90Cette analyse des déclarations des acteurs nous a apporté un premier type d’informations sur les difficultés rencontrées, mais également sur les améliorations possibles concernant la mise en œuvre de ce dispositif. Il reste à présent, pour enrichir notre réflexion, à étudier les pratiques effectives durant ces séances de « devoirs faits » : ce sera l’objet d’un prochain article. En effet, les limites de notre étude de cas sont de deux ordres : il s’agit d’effets déclarés et nous n’avons pas confronté pour le moment les discours tenus par les acteurs avec les observations que nous avons pu mettre en place. Cette confrontation nous permettra de voir les écarts entre les discours et les actes mais aussi des faits dont les acteurs ne sont pas forcément conscients. La deuxième limite est qu’il s’agit d’une étude de cas, dans le contexte d’un seul collège. Nos résultats sont ainsi relatifs et contextualisés.

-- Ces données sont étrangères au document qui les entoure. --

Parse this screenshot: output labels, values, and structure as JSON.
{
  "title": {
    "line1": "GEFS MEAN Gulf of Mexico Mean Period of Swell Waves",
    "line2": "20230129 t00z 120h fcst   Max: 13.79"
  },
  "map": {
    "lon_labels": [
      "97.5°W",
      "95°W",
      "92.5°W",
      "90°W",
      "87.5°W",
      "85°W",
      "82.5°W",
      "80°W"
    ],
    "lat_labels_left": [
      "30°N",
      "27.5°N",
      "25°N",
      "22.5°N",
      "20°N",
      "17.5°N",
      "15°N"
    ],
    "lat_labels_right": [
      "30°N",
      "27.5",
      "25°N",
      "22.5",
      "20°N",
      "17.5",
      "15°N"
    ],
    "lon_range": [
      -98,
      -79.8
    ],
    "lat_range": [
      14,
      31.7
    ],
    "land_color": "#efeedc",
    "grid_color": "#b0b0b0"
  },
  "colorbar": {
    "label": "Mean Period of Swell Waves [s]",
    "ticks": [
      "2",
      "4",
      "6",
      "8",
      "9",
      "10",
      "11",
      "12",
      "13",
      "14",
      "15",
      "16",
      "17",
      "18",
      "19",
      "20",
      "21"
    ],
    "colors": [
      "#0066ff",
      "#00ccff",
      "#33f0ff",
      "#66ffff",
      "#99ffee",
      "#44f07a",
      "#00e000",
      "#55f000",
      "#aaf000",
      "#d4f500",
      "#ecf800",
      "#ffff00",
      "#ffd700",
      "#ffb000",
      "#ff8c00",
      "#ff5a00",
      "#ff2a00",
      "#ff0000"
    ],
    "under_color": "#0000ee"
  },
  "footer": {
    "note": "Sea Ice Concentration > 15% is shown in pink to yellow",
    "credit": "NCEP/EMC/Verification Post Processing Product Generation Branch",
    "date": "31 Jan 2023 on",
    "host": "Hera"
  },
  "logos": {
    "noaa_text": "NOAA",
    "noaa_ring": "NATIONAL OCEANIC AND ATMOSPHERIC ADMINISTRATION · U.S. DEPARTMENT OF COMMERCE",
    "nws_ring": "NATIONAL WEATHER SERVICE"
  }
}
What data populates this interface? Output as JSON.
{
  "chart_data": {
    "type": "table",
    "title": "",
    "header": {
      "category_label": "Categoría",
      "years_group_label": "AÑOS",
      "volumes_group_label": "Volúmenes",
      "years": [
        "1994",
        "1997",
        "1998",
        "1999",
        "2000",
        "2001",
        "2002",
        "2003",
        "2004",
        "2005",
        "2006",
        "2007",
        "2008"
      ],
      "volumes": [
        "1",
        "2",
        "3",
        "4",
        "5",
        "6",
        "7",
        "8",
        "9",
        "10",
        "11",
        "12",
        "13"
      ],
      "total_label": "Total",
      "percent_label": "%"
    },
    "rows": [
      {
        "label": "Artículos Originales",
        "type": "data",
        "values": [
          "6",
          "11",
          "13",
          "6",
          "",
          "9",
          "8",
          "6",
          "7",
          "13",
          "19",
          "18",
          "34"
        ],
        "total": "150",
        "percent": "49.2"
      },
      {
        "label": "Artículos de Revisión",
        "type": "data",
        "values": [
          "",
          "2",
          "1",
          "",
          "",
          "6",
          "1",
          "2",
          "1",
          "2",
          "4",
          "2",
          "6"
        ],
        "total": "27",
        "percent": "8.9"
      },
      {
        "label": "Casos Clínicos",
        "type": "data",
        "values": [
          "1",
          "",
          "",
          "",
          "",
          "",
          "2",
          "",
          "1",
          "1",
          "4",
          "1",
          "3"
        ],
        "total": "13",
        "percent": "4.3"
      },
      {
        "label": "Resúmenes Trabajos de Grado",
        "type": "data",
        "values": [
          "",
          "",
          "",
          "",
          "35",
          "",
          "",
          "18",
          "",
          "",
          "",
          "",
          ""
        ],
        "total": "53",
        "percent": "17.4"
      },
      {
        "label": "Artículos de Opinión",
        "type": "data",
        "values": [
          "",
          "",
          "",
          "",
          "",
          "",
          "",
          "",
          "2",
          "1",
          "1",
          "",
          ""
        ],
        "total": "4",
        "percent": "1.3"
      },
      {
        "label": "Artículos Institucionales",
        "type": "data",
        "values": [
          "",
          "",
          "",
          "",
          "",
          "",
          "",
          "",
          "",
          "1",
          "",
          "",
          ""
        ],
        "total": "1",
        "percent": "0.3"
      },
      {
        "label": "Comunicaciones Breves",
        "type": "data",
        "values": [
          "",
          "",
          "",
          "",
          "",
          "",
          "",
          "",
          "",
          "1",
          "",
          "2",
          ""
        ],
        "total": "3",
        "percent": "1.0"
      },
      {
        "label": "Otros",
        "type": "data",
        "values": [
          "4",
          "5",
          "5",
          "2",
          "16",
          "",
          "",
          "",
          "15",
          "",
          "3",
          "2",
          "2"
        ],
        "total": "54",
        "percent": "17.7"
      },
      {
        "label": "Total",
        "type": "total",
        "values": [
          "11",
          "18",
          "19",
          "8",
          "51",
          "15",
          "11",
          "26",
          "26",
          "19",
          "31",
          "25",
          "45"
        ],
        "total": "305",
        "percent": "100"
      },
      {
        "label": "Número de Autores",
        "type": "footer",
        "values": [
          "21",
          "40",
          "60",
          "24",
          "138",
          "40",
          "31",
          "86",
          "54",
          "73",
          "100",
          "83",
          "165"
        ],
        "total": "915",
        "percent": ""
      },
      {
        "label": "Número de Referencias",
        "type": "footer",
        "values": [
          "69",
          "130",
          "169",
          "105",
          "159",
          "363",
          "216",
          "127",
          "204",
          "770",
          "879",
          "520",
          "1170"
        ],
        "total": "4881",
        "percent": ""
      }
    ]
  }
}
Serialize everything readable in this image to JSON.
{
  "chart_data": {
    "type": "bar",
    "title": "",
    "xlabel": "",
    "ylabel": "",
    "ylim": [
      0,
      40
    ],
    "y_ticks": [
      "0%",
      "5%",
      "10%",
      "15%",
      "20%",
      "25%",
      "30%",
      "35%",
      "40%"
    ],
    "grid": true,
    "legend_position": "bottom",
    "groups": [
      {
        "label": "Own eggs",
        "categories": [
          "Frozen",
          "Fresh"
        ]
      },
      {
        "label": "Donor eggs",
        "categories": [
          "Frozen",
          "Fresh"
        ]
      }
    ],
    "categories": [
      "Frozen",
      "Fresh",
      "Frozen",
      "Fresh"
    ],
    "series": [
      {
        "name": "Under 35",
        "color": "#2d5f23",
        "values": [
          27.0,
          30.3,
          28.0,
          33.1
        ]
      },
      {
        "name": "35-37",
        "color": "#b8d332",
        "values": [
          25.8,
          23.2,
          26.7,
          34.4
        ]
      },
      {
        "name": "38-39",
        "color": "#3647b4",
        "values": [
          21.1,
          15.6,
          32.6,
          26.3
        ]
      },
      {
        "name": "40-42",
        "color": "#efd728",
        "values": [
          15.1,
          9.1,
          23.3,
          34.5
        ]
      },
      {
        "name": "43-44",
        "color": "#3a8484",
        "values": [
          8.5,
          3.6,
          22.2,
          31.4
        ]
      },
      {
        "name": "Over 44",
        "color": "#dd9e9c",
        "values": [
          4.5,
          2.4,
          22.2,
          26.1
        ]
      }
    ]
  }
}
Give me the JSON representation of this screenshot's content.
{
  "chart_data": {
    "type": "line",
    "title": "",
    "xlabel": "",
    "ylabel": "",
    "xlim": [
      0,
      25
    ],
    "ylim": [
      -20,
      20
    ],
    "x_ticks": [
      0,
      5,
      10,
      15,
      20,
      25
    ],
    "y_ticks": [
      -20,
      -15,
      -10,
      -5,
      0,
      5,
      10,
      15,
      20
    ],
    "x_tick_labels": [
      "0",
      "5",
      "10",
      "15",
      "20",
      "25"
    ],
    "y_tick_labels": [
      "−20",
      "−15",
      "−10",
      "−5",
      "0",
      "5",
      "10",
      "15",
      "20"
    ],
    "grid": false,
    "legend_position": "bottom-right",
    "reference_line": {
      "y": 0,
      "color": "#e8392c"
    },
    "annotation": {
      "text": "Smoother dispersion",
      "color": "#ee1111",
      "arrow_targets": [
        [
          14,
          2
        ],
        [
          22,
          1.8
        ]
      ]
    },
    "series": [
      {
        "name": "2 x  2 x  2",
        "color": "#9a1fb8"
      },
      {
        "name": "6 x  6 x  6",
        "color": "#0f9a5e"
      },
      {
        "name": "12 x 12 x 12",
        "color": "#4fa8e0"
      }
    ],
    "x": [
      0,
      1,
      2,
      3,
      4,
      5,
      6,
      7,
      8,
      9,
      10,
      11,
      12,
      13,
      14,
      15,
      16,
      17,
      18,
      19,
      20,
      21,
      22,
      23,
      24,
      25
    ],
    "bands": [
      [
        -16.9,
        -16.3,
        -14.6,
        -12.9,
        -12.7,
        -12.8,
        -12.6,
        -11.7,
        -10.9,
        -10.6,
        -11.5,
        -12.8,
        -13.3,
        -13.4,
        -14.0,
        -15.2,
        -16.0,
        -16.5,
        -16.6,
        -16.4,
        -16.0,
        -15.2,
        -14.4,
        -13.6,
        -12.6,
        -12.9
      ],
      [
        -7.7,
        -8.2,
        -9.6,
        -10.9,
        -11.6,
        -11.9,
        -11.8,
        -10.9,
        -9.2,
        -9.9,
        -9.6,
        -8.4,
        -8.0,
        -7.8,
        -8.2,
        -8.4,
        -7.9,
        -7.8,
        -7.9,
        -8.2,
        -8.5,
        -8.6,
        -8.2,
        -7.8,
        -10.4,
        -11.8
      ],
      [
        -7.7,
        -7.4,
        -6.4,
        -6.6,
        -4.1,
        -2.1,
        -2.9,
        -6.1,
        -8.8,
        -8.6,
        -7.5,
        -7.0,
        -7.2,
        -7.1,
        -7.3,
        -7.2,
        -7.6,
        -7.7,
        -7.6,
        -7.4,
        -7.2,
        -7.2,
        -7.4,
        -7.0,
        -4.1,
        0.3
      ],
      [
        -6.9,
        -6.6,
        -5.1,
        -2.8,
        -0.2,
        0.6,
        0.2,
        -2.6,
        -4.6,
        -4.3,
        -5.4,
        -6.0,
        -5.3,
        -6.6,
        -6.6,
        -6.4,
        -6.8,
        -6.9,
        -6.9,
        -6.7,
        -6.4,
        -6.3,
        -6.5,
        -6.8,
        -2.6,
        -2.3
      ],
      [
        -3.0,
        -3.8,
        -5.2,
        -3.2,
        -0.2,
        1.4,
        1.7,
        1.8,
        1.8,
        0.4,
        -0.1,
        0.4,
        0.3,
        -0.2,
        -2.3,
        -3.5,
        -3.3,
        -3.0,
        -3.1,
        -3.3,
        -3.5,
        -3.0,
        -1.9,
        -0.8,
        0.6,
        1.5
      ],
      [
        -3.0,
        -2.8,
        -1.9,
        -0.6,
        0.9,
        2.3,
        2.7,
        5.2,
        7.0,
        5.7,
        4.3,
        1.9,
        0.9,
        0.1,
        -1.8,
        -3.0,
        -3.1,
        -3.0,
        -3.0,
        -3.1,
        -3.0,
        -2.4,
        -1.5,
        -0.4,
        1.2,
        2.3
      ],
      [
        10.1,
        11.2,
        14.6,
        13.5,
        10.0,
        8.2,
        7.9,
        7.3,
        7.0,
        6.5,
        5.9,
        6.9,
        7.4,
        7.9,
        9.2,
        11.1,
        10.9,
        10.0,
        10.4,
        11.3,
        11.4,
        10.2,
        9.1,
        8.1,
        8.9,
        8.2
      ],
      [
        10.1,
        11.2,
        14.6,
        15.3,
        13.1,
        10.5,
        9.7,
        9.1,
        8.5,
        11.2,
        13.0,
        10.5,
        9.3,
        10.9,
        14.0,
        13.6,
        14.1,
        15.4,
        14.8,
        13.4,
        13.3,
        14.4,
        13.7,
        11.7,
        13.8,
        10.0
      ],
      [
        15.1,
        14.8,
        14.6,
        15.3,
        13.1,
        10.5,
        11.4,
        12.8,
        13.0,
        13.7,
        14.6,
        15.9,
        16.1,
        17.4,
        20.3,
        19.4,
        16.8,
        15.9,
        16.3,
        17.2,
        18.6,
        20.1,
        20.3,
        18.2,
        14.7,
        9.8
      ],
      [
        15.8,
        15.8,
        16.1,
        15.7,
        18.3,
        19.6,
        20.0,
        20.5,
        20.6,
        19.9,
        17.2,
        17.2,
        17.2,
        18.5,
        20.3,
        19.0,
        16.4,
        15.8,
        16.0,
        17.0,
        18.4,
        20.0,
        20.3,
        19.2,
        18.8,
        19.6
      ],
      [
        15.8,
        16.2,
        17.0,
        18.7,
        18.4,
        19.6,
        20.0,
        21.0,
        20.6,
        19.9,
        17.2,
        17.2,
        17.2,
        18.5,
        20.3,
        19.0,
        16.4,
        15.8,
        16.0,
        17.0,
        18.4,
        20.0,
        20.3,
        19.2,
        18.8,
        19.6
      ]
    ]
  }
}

Malgré cela, ces résultats vont dans le même sens que d’autres travaux sur les devoirs scolaires et le travail personnel des élèves. La conjonction de résultats parcellaires et locaux issus d’études de cas variées montrant certaines tendances nous semble être une voie importante pour montrer par la suite la robustesse de ces conclusions.